AWRI Reports

AWRI Report articles are published in the Wine & Viticulture Journal and are reproduced with permission from the publisher, Winetitles.

2024

Scale insect and mealybug pests – applying new technologies to long-standing problems

Ward, C., Onetto, C., Borneman, A., Krstic, M. 2024. Scale insect and mealybug pests – applying new technologies to long-standing problems. Wine & Viticulture Journal 39(3): 44-45.

Abstract: Until recently, scale insects have not been considered a widespread problem in Australian vineyards. Knowledge about their biology and ecology in vineyards has, therefore, been somewhat limited. With the growing interest in these insects, AWRI researchers recently applied metagenomics to identify the species of scale and mealybug present in South Australian vineyards.

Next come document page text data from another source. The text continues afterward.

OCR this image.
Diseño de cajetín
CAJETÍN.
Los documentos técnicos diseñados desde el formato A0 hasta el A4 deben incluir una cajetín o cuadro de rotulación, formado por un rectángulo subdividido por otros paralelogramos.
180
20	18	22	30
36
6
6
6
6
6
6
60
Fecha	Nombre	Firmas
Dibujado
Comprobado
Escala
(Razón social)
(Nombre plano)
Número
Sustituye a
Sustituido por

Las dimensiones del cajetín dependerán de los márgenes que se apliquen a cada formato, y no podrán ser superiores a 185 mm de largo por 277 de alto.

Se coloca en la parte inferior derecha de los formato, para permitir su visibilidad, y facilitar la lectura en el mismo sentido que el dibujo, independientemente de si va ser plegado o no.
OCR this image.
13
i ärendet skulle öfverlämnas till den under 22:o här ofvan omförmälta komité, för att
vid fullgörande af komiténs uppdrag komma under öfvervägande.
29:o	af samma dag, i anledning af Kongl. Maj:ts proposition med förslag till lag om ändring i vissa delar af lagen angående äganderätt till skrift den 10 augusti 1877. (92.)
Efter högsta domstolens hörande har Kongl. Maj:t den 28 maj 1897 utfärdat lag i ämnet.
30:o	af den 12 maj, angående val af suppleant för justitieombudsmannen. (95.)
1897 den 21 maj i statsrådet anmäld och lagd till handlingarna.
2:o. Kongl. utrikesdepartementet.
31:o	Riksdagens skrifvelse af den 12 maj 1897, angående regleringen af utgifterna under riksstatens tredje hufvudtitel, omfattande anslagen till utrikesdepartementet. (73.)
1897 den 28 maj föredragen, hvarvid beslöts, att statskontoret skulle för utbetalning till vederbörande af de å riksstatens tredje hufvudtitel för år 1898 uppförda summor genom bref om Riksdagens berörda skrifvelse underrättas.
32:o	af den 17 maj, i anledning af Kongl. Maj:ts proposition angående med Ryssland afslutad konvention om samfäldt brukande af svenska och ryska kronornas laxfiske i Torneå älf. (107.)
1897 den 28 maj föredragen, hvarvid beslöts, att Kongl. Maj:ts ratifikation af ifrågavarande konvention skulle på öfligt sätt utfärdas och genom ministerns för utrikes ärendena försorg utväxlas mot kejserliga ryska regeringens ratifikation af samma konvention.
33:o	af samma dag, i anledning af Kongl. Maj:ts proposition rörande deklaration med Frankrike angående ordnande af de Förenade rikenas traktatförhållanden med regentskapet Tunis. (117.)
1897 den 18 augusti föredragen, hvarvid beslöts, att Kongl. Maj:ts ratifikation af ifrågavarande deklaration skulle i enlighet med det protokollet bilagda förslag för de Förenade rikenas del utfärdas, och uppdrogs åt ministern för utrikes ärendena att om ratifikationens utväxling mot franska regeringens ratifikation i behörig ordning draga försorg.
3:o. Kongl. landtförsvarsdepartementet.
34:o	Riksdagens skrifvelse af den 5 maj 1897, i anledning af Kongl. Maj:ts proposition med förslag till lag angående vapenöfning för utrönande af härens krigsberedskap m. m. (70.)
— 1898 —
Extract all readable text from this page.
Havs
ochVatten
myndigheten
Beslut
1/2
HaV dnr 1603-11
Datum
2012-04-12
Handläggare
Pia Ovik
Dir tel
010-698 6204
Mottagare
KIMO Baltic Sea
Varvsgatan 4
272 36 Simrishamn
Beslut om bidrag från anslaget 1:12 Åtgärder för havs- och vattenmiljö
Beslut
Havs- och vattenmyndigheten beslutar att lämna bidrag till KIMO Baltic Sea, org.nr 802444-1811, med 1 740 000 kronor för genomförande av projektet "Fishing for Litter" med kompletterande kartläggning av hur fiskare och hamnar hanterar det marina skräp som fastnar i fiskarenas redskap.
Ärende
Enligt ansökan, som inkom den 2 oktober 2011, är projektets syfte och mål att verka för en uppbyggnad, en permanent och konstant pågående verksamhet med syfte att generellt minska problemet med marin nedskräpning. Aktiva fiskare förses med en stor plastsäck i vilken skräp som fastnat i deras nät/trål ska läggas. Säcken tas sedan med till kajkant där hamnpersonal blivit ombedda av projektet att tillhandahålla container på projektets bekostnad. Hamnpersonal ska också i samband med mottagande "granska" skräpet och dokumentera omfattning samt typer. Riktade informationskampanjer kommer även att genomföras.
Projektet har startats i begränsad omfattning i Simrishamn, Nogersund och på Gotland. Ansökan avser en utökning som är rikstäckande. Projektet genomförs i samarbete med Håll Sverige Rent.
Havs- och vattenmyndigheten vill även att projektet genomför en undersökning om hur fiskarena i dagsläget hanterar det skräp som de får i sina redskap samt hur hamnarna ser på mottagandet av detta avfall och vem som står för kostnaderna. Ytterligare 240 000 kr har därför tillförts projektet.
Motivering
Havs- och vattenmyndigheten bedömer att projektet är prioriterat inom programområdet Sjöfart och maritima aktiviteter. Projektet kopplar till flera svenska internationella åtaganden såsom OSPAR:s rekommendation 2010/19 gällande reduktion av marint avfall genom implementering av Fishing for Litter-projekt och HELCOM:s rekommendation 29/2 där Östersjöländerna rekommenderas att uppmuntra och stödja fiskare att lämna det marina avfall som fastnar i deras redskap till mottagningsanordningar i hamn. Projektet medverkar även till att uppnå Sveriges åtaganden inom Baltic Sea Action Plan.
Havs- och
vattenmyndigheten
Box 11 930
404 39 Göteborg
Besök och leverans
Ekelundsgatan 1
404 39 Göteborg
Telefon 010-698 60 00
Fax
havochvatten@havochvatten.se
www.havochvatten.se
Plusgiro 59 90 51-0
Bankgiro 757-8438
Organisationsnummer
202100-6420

NOLO wine – laying the groundwork for big steps forward

Pearson, W., Krstic, M. 2024. NOLO wine – laying the groundwork for big steps forward. Wine & Viticulture Journal 39(2): 26-29.

Abstract: NOLO (no and low alcohol) beverages are a growing category with enormous potential worldwide; however, NOLO wines have not been taken up by consumers as quickly as NOLO beer and spirits. There is a perception in the market that NOLO wines lack some key sensory attributes compared to traditional wines. AWRI researchers investigated the sensory and chemical properties of existing products, as well as a range of production techniques and ingredients. By building our industry’s knowledge base, this work will support the development of Australian NOLO wines that satisfy consumer demands for more wine-like products.

Blending benefits from high-proline wines

Espinase Nandorfy, D., Likos, D., Lewin, S., Barter, S., Kassara, S., Wang, S., Kulcsar, A., Williamson, P., Bindon, K., Bekker, M., Gledhill, J., Siebert, T., Shellie, R.A., Keast, R., Francis, L., Krstic, M. 2024. Blending benefits from high-proline wines. Wine & Viticulture Journal 39(1): 33-35.

Abstract: The amino acid proline has recently been shown to enhance viscosity, sweetness and flavour in red wines, while suppressing bitterness and astringency. This finding suggested that high-proline wines might be useful blending options to address flavour deficiencies in other wines. To test this a structured blending experiment was conducted with the blends assessed for chemical and sensory characteristics, as well as consumer acceptance. Results showed that blending with high-proline wine improved sensory qualities and increased consumer liking.